Trigonal Bipyramidal M2Ch32- (M = Sn, Pb; Ch = S, Se, Te) and TlMTe33- Anions: Multinuclear Magnetic Resonance, Raman Spectroscopic, and Theoretical Studies, and the X-ray Crystal Structures of (2,2,2-crypt-K+)3TlPbTe33-·2en and (2,2,2-crypt-K+)2Pb2Ch32-·0.5en (Ch = S, Se)

Abstract

The series of group 14 metal trigonal bipyramidal anions has been extended to the mixed group 13/group 14 metal TlMTe₃^3- anions (M = Sn, Pb), obtained by the reaction of Tl₂M₂Te₃ and K₂Te in en or in en/ethylamine mixtures and a stoichiometric excess of 2,2,2-crypt with respect to K⁺. The thallium anions were characterized in solution by ¹¹⁹Sn, ²⁰⁵Tl, ²⁰⁷Pb, and ¹²⁵Te NMR spectroscopy.
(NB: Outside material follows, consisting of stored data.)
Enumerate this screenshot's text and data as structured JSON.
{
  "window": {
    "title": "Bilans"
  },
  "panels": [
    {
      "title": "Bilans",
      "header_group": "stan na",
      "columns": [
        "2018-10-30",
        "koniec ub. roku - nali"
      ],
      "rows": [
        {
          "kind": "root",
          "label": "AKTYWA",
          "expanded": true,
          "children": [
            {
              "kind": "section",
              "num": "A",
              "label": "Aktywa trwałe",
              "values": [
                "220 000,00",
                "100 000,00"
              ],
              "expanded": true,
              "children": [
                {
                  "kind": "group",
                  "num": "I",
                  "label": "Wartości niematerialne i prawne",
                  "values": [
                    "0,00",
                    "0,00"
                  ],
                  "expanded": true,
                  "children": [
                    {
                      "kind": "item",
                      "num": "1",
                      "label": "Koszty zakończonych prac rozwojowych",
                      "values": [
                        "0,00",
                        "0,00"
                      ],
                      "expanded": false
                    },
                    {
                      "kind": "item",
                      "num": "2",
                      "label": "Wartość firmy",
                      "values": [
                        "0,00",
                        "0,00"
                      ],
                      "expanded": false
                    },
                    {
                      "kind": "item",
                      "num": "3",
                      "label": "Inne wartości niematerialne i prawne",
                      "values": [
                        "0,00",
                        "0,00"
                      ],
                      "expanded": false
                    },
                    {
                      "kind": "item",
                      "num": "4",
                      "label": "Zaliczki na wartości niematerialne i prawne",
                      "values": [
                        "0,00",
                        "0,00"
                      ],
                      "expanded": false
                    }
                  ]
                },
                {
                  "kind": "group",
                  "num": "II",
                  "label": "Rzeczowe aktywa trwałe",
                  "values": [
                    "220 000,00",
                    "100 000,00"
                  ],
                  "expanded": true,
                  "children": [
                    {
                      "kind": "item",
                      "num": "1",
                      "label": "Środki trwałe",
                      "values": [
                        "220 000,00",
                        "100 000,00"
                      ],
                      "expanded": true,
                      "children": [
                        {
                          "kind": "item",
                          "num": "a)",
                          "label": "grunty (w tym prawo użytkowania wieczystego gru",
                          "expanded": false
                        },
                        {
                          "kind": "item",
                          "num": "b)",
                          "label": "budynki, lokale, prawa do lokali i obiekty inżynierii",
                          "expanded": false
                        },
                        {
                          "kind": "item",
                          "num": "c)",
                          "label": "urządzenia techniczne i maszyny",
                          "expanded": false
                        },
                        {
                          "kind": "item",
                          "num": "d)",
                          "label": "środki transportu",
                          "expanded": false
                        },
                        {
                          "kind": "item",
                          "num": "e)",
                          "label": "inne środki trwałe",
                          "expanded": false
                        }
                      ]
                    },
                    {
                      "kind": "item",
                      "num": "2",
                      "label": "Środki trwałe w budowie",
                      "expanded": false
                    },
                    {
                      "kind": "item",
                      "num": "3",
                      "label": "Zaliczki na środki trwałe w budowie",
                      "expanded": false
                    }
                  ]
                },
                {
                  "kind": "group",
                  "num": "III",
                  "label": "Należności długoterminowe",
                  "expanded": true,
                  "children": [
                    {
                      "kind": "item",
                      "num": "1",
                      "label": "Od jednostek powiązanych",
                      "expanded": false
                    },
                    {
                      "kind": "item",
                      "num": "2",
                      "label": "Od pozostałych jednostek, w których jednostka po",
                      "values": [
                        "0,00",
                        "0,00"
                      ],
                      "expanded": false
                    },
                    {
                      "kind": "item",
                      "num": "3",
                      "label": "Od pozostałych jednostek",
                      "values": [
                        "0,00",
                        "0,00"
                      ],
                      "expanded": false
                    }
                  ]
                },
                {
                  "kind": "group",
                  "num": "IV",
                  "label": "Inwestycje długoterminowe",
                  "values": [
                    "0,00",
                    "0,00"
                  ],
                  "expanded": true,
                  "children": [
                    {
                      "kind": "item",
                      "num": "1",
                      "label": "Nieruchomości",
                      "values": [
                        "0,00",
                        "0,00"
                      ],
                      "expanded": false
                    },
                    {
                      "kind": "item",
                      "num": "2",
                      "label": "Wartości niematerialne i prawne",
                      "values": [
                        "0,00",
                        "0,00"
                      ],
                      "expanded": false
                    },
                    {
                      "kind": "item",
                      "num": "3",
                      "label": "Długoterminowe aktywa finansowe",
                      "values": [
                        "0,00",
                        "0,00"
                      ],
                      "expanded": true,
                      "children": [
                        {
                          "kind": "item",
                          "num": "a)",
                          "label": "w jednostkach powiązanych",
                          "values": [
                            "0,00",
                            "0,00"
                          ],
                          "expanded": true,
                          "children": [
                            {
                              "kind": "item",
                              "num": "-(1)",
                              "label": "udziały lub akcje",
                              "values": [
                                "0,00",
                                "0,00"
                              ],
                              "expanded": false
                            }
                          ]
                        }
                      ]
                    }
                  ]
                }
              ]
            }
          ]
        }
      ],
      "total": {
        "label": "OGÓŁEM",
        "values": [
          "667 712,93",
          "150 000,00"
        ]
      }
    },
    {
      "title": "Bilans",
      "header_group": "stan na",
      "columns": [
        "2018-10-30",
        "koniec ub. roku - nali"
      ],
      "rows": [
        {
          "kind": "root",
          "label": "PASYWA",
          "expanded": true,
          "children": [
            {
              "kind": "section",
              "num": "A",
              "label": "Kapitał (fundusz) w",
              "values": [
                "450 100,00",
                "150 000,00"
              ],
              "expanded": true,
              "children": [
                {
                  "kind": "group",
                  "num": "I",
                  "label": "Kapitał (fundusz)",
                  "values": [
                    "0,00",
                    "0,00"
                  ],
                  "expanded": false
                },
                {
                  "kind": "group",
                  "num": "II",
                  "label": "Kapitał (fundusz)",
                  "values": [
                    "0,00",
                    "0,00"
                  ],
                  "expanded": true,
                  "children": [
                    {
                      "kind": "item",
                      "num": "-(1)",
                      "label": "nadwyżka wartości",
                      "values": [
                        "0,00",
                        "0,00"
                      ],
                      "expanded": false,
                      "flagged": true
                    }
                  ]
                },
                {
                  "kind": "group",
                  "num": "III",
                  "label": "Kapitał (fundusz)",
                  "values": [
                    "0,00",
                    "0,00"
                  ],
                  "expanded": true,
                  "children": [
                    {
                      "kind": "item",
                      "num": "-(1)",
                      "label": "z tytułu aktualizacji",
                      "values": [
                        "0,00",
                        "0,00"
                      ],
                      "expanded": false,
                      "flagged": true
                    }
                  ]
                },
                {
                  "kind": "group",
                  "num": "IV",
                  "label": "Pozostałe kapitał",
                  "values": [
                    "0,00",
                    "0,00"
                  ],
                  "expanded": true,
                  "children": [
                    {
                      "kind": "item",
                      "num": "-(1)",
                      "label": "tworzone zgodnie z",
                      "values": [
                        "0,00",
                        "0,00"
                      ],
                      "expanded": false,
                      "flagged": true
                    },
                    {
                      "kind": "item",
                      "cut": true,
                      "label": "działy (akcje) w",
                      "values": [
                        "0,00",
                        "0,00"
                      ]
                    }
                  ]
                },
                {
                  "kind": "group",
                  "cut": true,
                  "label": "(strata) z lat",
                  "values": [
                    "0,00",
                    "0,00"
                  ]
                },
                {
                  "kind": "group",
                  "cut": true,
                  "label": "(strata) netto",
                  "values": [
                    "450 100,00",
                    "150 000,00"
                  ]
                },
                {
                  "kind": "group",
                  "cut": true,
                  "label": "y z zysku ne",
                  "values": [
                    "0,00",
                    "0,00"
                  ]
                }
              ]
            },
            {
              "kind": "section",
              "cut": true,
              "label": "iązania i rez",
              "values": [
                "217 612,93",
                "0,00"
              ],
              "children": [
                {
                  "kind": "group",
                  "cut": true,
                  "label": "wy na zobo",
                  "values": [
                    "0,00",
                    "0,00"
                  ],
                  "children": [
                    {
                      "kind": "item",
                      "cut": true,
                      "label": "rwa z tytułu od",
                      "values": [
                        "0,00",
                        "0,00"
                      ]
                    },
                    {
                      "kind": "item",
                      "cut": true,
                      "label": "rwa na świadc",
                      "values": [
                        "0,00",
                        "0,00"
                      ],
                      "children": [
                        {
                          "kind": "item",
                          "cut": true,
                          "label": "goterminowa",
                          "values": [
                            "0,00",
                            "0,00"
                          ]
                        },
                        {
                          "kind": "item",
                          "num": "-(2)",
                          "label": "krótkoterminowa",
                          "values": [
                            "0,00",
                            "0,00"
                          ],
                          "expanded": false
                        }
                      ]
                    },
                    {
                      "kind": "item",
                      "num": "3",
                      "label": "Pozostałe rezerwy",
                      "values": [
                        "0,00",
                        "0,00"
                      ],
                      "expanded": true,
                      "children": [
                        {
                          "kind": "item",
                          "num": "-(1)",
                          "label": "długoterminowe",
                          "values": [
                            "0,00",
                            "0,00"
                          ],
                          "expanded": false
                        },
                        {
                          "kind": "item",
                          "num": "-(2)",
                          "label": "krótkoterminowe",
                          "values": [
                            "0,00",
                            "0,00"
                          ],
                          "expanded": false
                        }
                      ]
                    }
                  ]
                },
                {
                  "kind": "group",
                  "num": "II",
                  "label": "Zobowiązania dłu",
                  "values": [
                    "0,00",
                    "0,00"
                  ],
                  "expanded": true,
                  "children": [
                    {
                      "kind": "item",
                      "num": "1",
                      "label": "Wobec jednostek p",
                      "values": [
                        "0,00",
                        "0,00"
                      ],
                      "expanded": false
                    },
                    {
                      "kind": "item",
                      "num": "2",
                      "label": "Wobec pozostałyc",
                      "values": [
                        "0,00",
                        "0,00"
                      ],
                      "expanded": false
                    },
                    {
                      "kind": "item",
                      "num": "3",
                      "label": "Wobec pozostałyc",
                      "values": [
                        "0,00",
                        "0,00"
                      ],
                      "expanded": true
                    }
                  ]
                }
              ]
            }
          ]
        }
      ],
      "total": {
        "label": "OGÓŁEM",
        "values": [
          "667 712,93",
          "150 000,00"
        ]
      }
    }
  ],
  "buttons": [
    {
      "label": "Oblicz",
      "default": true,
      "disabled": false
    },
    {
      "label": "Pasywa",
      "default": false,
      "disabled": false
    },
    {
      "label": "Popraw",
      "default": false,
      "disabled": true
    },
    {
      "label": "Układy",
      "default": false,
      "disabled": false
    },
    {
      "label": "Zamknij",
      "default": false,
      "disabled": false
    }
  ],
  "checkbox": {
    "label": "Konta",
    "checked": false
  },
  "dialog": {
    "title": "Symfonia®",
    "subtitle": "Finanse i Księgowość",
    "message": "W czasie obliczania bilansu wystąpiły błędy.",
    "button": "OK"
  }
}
The small magnitudes of the relativistically corrected reduced coupling constants, ¹(K_M-Ch)_RC and ¹(K_Tl-Ch)_RC, observed for the previously reported M₂Ch₃^2- (Ch = Se, Te) and the TlMTe₃^3- anions are consistent with predominantly p-bonded cages, and this observation is supported by local and nonlocal density functional theory (DFT) calculations. Theory indicates M−M and Tl−M interactions of high s character corresponding to Mayer bond orders of 0.13−0.32. The (K_M-M)_RC and (K_Tl-M)_RC couplings are unusually large compared to those of the butterfly-shaped Tl₂Ch₂^2- anions and likely arise from higher M−M and Tl−M bond orders, a larger number of coupling pathways, and smaller M−Ch−M and M−Ch−Tl bond angles. The TlPbTe₃^3- anion has also been structurally characterized by X-ray crystallography in (2,2,2-crypt-K⁺)₃TlPbTe₃^3-·2en [monoclinic system, space group P2₁/c, Z = 4, a = 15.256(5) Å, b = 26.087(9) Å, c = 20.984(8) Å, and β = 93.03(3)°] along with Pb₂Ch₃^2- (Ch = S, Se) in (2,2,2-crypt-K⁺)₂Pb₂Ch₃^2-·0.5en [Pb₂S₃^2-: triclinic system, space group P1̄, Z = 2, a = 10.189(2) Å, b = 11.329(2) Å, c = 23.194(4) Å, α = 95.439(14)°, β = 92.562(14)°, and γ = 90.549(14)°; Pb₂Se₃^2-: triclinic system, space group P1̄, Z = 2, a = 10.187(2) Å, b = 11.403(2) Å, c = 23.360(6) Å, α = 95.26(2)°, β = 92.17(2)°, and γ = 90.89(2)°]. Density functional theory calculations show that the experimental structures for the M₂Ch₃^2- and TlPbTe₃^3- anions are true minima and reproduce the experimental bond distances and angles. The vibrational frequencies determined by DFT calculations are in good agreement with those determined by Raman spectroscopy and have been used in their assignment.